Databases
hippynn
databases
wrap pytorch datasets.
They aim to provide for a simple interface for going from on-disk data to training,
as well as the capability to re-open the database (restart) without pickling all of the data.
Arrays can have arbitrary names, which should be assigned to the db_name of a node to which they correspond.
The basic Database
object takes a set of numpy arrays in
the following formats:
system_variables.shape == (n_systems, *variable_shape)
atom_variables.shape == (n_systems, n_atoms_max, *variable_shape)
bond_variables.shape == (n_systems, n_atoms_max, n_atoms_max, *variable_shape)
e.g., for charges, your array should have a shape (n_systems, n_atoms_max,1). for positions, your array should have a shape (n_systems, n_atoms_max,3). For species, your array should have a shape (n_systems,n_atoms_max) – this is the one exception to the shapes given above. Note that input of bond variables for periodic systems can be ill-defined if there are multiple bonds between the same pairs of atoms. This is not yet supported.
A note on cell variables. The shape of a cell variable should be specified as (n_systems,3,3), as described above.

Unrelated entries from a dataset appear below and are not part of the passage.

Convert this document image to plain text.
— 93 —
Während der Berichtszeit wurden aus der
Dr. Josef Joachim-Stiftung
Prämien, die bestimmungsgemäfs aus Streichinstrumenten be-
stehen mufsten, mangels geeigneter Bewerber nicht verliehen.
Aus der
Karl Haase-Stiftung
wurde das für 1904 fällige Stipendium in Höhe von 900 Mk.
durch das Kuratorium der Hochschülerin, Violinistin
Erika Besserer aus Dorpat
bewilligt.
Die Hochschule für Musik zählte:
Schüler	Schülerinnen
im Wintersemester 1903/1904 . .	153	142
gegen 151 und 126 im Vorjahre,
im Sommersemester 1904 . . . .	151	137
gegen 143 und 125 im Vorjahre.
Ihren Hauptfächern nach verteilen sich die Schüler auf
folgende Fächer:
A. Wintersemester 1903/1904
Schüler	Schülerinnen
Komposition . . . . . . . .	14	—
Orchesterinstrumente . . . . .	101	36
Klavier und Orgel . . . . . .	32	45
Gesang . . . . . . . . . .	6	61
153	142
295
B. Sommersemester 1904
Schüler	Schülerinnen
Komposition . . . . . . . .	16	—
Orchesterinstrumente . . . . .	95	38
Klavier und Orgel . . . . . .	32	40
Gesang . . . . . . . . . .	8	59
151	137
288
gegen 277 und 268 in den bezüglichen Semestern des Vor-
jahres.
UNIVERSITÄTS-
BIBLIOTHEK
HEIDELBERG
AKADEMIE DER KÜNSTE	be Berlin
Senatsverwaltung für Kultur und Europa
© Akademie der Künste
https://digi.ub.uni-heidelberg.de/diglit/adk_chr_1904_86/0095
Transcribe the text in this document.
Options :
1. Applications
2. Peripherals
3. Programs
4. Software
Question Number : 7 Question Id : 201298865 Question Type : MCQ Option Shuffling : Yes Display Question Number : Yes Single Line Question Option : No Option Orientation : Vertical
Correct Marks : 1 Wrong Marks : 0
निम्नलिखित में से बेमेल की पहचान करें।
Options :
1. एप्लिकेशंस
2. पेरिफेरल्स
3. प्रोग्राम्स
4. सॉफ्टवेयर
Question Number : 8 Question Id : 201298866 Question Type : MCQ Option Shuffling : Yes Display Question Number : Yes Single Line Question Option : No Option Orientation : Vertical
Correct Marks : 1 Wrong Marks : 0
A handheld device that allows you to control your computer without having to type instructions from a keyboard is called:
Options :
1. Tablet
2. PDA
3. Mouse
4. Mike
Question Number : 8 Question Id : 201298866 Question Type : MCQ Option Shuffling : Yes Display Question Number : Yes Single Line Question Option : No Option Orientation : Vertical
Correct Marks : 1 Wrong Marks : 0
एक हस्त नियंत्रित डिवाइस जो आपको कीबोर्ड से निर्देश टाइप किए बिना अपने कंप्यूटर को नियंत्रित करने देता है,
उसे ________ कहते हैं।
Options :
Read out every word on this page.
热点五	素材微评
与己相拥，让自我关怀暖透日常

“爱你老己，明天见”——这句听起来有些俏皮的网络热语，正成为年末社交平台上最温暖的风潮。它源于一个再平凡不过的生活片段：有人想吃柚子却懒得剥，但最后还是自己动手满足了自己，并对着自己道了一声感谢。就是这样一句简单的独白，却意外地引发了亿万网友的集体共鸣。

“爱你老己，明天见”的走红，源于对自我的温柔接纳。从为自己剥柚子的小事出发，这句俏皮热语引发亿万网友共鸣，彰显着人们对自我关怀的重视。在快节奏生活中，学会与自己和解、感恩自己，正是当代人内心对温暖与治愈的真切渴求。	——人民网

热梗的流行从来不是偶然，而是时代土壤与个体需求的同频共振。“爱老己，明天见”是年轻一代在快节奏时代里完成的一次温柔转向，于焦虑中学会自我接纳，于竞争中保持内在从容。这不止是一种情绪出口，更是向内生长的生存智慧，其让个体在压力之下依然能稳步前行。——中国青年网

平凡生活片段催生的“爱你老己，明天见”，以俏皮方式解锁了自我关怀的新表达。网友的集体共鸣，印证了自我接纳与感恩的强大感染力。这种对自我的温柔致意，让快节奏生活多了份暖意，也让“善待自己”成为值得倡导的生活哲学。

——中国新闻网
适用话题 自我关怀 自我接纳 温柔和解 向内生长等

It is important to know that there are two common conventions for the cell matrix itself; we use the convention that the basis index
comes first, and the cartesian index comes second. That is, similar to the ase
package,
the element cell[sys,i,j]
gives the j
cartesian coordinate of cell vector i
in system sys
. If you experience
massive errors while fitting to periodic boundary conditions, you may check the transposed version
of your cell data, or compute the RDF.
Database Formats and notes
Numpy arrays on disk
see hippynn.databases.NPZDatabase
(if arrays are stored
in a .npz dictionary) or hippynn.databases.DirectoryDatabase
(if each array is in its own file).
Numpy arrays in memory
Use the base hippynn.databases.Database
class directly to initialize
a database from a dictionary mapping db_names to numpy arrays.
pyanitools H5 files
See hippynn.databases.PyAniFileDB
and see hippynn.databases.PyAniDirectoryDB
.
This format requires h5py
and ase
to be installed.
Snap JSON Format
See hippynn.databases.SNAPDirectoryDatabase
. This format requires ase
to be installed.
For more information on this format, see the FitSNAP software.
ASE Database
If your training data is stored as ASE files of any type, (.json,.db,.xyz,.traj … etc.) it can be loaded directly as a Database for hippynn.
The ASE database AseDatabase
can be loaded with ASE installed.
See ~/examples/ase_db_example.py for a basic example utilizing the class.